Several cotton farmers have raised concern over this year’s producer price, arguing payments, which will largely be made in RTGS dollars, the electronic form of the Zimbabwe dollar, would kill the appetite to produce the commodity.
They are also lobbying for the larger part of their commodity to be paid in foreign currency in light of depreciation of the Zimbabwean dollar, which is fixed at 1:25 on the official market, but trading around 1 to 80 on the black market against the US dollar.
In Zimbabwe, prices normally track the parallel market rates.
In fact, most businesses including supermarkets, retailers and manufacturers are now using black market rates when modelling prices for goods and services.
The official exchange rate has not moved since March when it was fixed by the Reserve Bank of Zimbabwe to provide certainty of pricing following the outbreak of coronavirus.
Last week, Government set the cotton producer price at $43,94 (US$1,75 using official rate) per kilogramme.
The producer price is a combination of US dollars, Zimbabwean dollar cash and electronic money.
Farmers will be paid US$10 per each bale (200kg) of cotton delivered, 38 percent of the value of a bale in Zimbabwean dollars cash with the remainder transferred electronically to farmers’ mobile money wallet accounts.
Farmers are concerned that the premiums, which normally range between 40 percent and 50 percent, added on prices when paying using mobile money would effectively halve the value of 62 percent of their earnings paid in local currency.
The Member of Parliament for Gokwe — Kabuyu Constituency Leonard Chikomba, also a prominent cotton farmer ,said given the volatility of the domestic currency and premiums associated with mobile money transactions, the farmers would hugely be disadvantaged.

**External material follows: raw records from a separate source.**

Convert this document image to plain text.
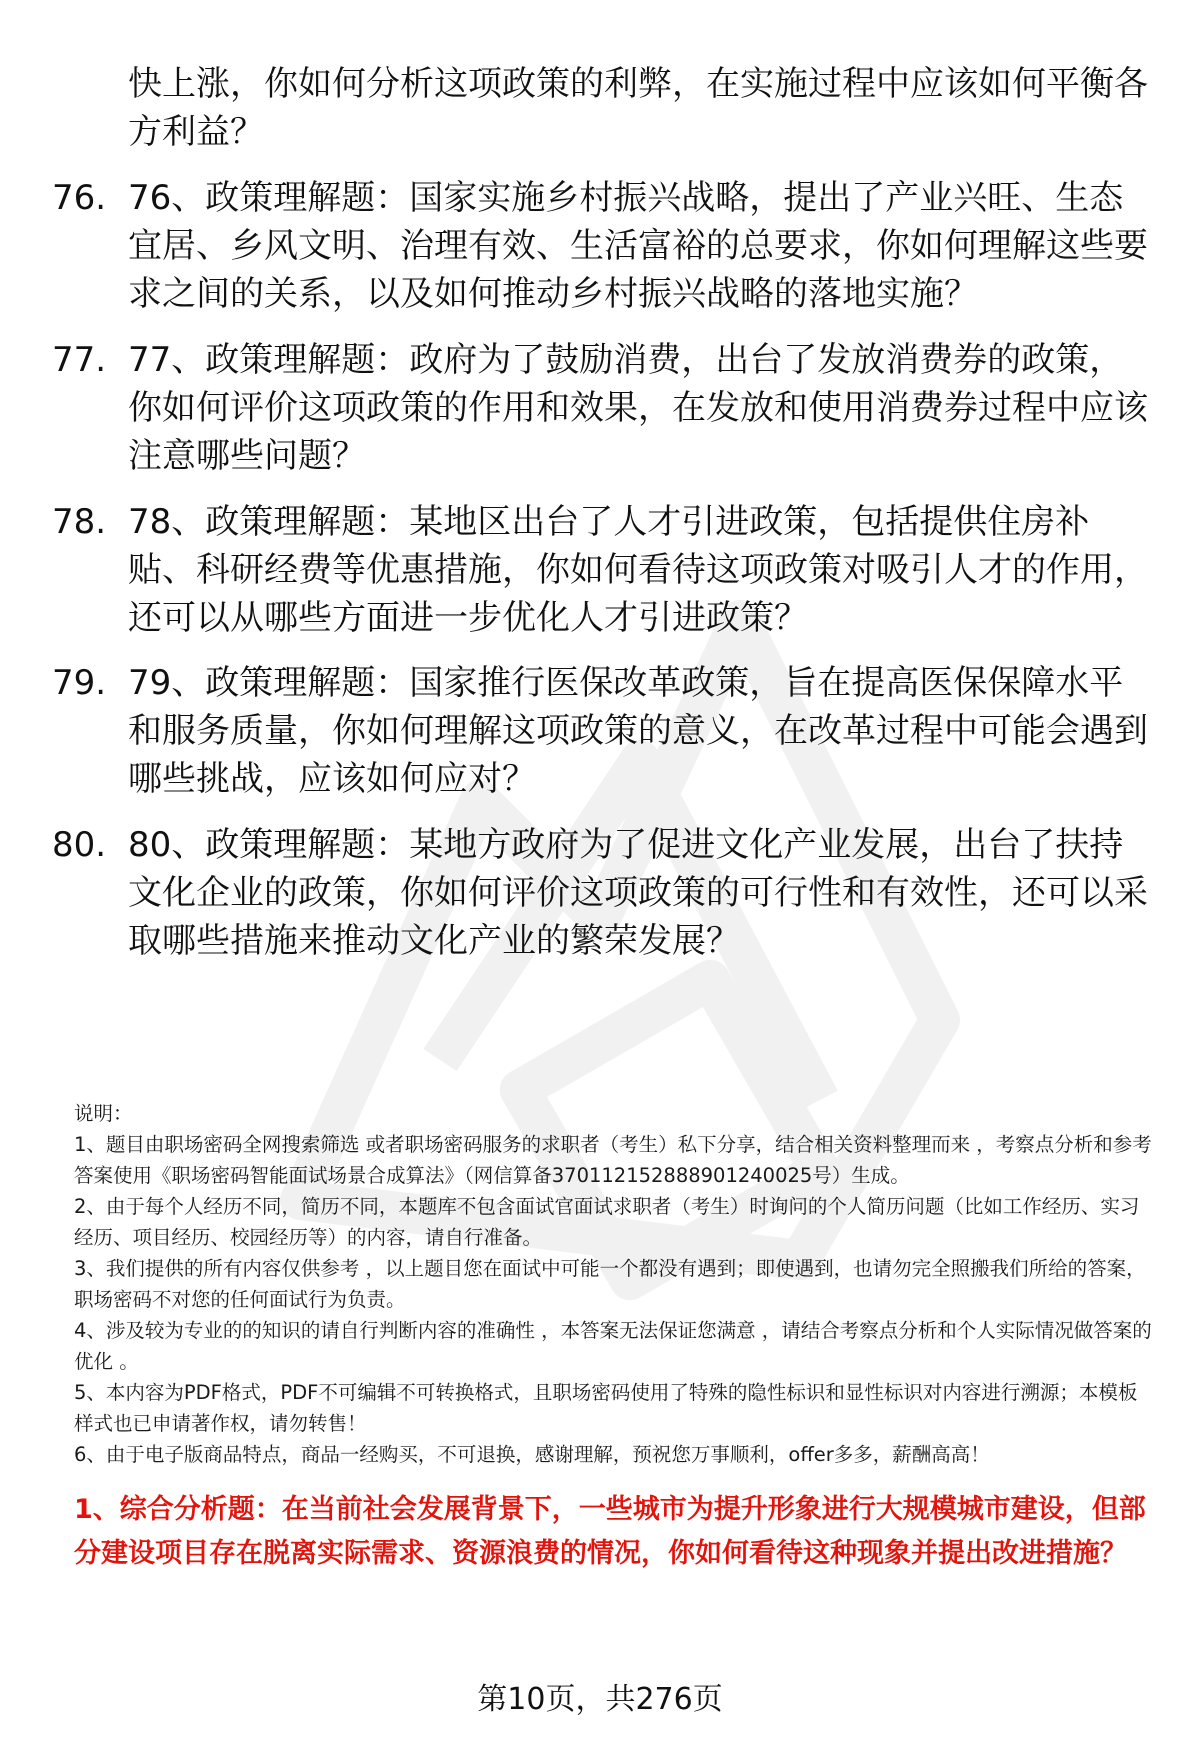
快上涨，你如何分析这项政策的利弊，在实施过程中应该如何平衡各方利益？
76. 76、政策理解题：国家实施乡村振兴战略，提出了产业兴旺、生态宜居、乡风文明、治理有效、生活富裕的总要求，你如何理解这些要求之间的关系，以及如何推动乡村振兴战略的落地实施？
77. 77、政策理解题：政府为了鼓励消费，出台了发放消费券的政策，你如何评价这项政策的作用和效果，在发放和使用消费券过程中应该注意哪些问题？
78. 78、政策理解题：某地区出台了人才引进政策，包括提供住房补贴、科研经费等优惠措施，你如何看待这项政策对吸引人才的作用，还可以从哪些方面进一步优化人才引进政策？
79. 79、政策理解题：国家推行医保改革政策，旨在提高医保保障水平和服务质量，你如何理解这项政策的意义，在改革过程中可能会遇到哪些挑战，应该如何应对？
80. 80、政策理解题：某地方政府为了促进文化产业发展，出台了扶持文化企业的政策，你如何评价这项政策的可行性和有效性，还可以采取哪些措施来推动文化产业的繁荣发展？
说明：
1、题目由职场密码全网搜索筛选 或者职场密码服务的求职者（考生）私下分享，结合相关资料整理而来 ，考察点分析和参考答案使用《职场密码智能面试场景合成算法》（网信算备370112152888901240025号）生成。
2、由于每个人经历不同，简历不同，本题库不包含面试官面试求职者（考生）时询问的个人简历问题（比如工作经历、实习经历、项目经历、校园经历等）的内容，请自行准备。
3、我们提供的所有内容仅供参考 ，以上题目您在面试中可能一个都没有遇到；即使遇到，也请勿完全照搬我们所给的答案，职场密码不对您的任何面试行为负责。
4、涉及较为专业的的知识的请自行判断内容的准确性 ，本答案无法保证您满意 ，请结合考察点分析和个人实际情况做答案的优化 。
5、本内容为PDF格式，PDF不可编辑不可转换格式，且职场密码使用了特殊的隐性标识和显性标识对内容进行溯源；本模板样式也已申请著作权，请勿转售！
6、由于电子版商品特点，商品一经购买，不可退换，感谢理解，预祝您万事顺利，offer多多，薪酬高高！
1、综合分析题：在当前社会发展背景下，一些城市为提升形象进行大规模城市建设，但部分建设项目存在脱离实际需求、资源浪费的情况，你如何看待这种现象并提出改进措施？
第10页，共276页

“The price of cotton was announced late. On paper it is reasonable but am saying this with reservations,” said Mr Chikomba.
“This is because when the price was announced, prices shot up.
“With people in my constituency, cotton farming is our major source of livelihood.
“People around here love farming but the issue of being paid in RTGS (electronic) is sad. Retailers are charging exorbitantly in RTGS.
“If we are paid 43 RTGS in our shops it will be valued at $15 in cash.
“If it’s difficult to pay farmers in US dollars or Zimbabwean dollar cash, then Government should be able to enforce the law and deal with those charging huge premiums on mobile money transaction.”
Another farmer in Gokwe, in the Zhombe area, Mr Albert Makovere appealed to authorities to avail physical cash when paying cotton farmers to avoid farmers being prejudiced.
“The problem is being paid in RTGS. In our area, electronic money is not always accepted.
“At least Government should provide cash be it in bond or USD.
“For us to enjoy purchasing with this money we have to go to nearby towns yet the money should just circulate among us and develop our area.
“ It’s even costly to go to these places as transport fares are exorbitant.”
Mr Joseph Ziumbwa, another farmer added: With RTGS (mobile money) we feel we are just being exploited and enriching some people enjoying our sweat.
“Am of the opinion that the price of cotton should be gazetted (indexed in foreign currency) before we start farming the crop so that we are able to plan but with the current scenario you can’t plan anything.
“ You just wait in vain and as we speak prices are going up. So maybe by the time people are paid, the announced price would be close to nothing.”
The season, which normally begins end of May to September, was delayed due to prolonged consultations on the producer price after global lint prices crashed due to the coronavirus pandemic.
Early last month, global lint price plunged to lowest levels since the global financial crisis in 2008 due to corona virus, denting growth prospects of Zimbabwe’s cotton industry, which has been on a recovery path since 2015.
The lowest price was in 2008 during the global financial crisis when prices fell to US$44 per pound.
This year, cotton production is estimated at 101 000 tonnes, an increase of 32 percent from 77 000 tonnes produced last year, according to the Second Round Crop and Livestock Assessment Report.
This was due to increased coverage of the Presidential Inputs scheme. The scheme was introduced in 2015 after Government moved in to revive the cotton industry.
After peaking at 352 000 tonnes in 2011, output declined to 28 000 tonnes three years later, the lowest in nearly two decades partly due to lack of adequate funding and poor prices.
With the coming in of the Presidential Inputs Scheme, coupled with renewed interests by private players to finance the crop, who last year financed about 30 percent of production, the sector has recorded a significant recovery.
In light of climate change, some farmers are also increasing acreage as the crop is generally less waster intensive.